Fogo cruzado

Mas, ovelha negra
me desgarrei
o meu pastor não sabe
que eu sei
da arma oculta
na sua mão.

Agnus Sei
João Bosco e Aldir Blanc

Ele sabia que ali era o fim da linha; o último refúgio. Desde o dia em que eles chegaram de surpresa em seu barraco e ele conseguiu fugir pela janela do quarto, tinha ido para todos os lugares que considerava seguros, porém, eles sempre o encontravam. É certo que não tinham conseguido agarrá-lo ainda, mas sempre o descobriam.

Um mês de sobressaltos, vigilâncias, tiros e fugas. Um mês sem dormir e comer direito. Um mês de raríssimas cachaças, poucos cigarros. Um mês sem mulher. Agora, o último esconderijo. E também a certeza de que eles o encontrariam de novo: tinham todo o serviço. Só podiam ter todo o serviço para saber com tamanha precisão onde ele havia se ocultado anteriormente. “E quem deu com a língua-nos-dentes foi o Boneco, ninguém mais”.

Quando conseguiu fugir deles pela primeira vez, a única coisa em que pensou foi pegar o dedo-duro e acabar com a raça dele. Um dia depois, quando invadiu o barraco do Boneco, de madrugada, um trinta e oito e uma ponto-meia-cinco nas mãos, só encontrou Nica.

A negra assustou-se, tremia muito, mesmo à luz da vela, ele pode ver seus olhos inchados e cor de sangue, duas ilhas cercadas por manchas roxas. Informou que o Carlinhos Pif-Paf tinha chegado todo sem jeito no barraco, querendo falar com o Boneco. Ela disse que não o via desde a manhã do dia anterior, quando ele saiu de casa.
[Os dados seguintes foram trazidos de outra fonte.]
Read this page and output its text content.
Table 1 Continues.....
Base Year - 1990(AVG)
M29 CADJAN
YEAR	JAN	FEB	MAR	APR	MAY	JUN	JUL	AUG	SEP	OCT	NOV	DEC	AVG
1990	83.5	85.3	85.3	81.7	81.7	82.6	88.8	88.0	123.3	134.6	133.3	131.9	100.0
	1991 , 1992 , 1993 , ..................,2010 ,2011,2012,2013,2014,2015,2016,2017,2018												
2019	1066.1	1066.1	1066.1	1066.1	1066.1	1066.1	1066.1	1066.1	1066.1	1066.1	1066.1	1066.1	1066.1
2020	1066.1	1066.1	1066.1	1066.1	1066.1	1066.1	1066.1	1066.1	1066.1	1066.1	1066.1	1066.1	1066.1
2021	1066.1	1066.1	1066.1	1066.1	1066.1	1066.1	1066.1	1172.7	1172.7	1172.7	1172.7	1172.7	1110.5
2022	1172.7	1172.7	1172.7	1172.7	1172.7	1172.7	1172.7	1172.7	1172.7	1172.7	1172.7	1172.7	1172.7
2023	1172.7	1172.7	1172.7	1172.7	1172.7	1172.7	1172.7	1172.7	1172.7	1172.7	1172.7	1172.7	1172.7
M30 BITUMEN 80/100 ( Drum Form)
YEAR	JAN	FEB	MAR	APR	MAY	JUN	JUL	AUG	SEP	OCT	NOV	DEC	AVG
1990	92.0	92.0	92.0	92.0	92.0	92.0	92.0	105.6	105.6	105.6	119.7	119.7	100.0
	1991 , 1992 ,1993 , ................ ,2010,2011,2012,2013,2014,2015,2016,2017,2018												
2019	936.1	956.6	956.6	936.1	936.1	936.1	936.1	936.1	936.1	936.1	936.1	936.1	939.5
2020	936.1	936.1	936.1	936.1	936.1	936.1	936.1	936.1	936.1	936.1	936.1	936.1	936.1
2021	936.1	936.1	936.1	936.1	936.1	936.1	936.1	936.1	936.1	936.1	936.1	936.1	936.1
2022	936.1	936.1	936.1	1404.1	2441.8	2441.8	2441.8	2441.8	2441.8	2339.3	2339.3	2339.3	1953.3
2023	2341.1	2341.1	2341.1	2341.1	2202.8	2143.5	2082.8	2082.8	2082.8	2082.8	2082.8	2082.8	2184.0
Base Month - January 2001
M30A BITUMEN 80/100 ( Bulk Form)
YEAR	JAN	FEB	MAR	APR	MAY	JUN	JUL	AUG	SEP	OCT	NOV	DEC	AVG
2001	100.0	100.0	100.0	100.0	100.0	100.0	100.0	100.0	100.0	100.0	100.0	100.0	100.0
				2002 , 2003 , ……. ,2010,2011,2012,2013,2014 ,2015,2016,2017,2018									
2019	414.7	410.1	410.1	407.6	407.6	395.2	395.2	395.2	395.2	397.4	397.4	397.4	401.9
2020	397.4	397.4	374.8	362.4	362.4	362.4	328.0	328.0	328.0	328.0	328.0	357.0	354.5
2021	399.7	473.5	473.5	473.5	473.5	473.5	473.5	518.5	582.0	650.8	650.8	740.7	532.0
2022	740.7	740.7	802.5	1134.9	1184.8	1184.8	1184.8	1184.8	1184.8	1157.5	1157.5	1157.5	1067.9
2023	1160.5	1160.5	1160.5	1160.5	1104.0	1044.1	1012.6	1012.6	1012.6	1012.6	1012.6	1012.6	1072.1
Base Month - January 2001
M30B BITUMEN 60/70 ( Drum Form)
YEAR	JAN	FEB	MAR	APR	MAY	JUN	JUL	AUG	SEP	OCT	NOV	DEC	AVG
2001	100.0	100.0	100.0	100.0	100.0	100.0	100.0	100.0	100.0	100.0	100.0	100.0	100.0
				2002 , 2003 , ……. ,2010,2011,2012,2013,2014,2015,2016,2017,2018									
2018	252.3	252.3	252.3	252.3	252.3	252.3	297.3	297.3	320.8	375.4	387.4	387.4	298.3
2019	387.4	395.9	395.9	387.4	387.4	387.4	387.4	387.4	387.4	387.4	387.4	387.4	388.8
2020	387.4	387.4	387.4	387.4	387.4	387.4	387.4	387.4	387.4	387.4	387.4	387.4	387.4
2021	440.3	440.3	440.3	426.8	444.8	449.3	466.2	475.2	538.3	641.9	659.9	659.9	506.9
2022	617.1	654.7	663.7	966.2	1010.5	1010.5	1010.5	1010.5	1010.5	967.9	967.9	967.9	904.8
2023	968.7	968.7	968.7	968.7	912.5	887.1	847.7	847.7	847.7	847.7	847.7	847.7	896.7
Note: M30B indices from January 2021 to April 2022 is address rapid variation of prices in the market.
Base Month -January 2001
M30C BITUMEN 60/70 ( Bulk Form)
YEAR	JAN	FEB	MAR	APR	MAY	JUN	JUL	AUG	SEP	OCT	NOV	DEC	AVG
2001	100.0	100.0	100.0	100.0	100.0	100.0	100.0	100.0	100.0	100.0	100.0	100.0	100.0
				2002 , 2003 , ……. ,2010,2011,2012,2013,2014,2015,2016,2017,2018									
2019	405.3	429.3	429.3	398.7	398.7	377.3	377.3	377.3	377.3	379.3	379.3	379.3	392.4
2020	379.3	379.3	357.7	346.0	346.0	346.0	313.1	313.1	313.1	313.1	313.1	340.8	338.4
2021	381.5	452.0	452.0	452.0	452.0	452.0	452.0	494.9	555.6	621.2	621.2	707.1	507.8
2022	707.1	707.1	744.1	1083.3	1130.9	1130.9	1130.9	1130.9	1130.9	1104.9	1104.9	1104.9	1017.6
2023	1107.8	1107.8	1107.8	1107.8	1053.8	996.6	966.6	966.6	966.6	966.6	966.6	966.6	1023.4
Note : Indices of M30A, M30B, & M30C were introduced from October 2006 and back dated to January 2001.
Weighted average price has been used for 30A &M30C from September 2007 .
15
Então, o Carlinhos respirou fundo e, olhando para o teto, disse que havia lido num jornal pregado numa banca que a polícia tinha descoberto um presunto todo esculachado e sem documentos nas quebradas de um subúrbio qualquer. A foto do sujeito não era muito boa, mas ele achava que o tal do desconhecido se parecia com o Boneco. Ela nem pensou duas vezes. Foi correndo para o IML.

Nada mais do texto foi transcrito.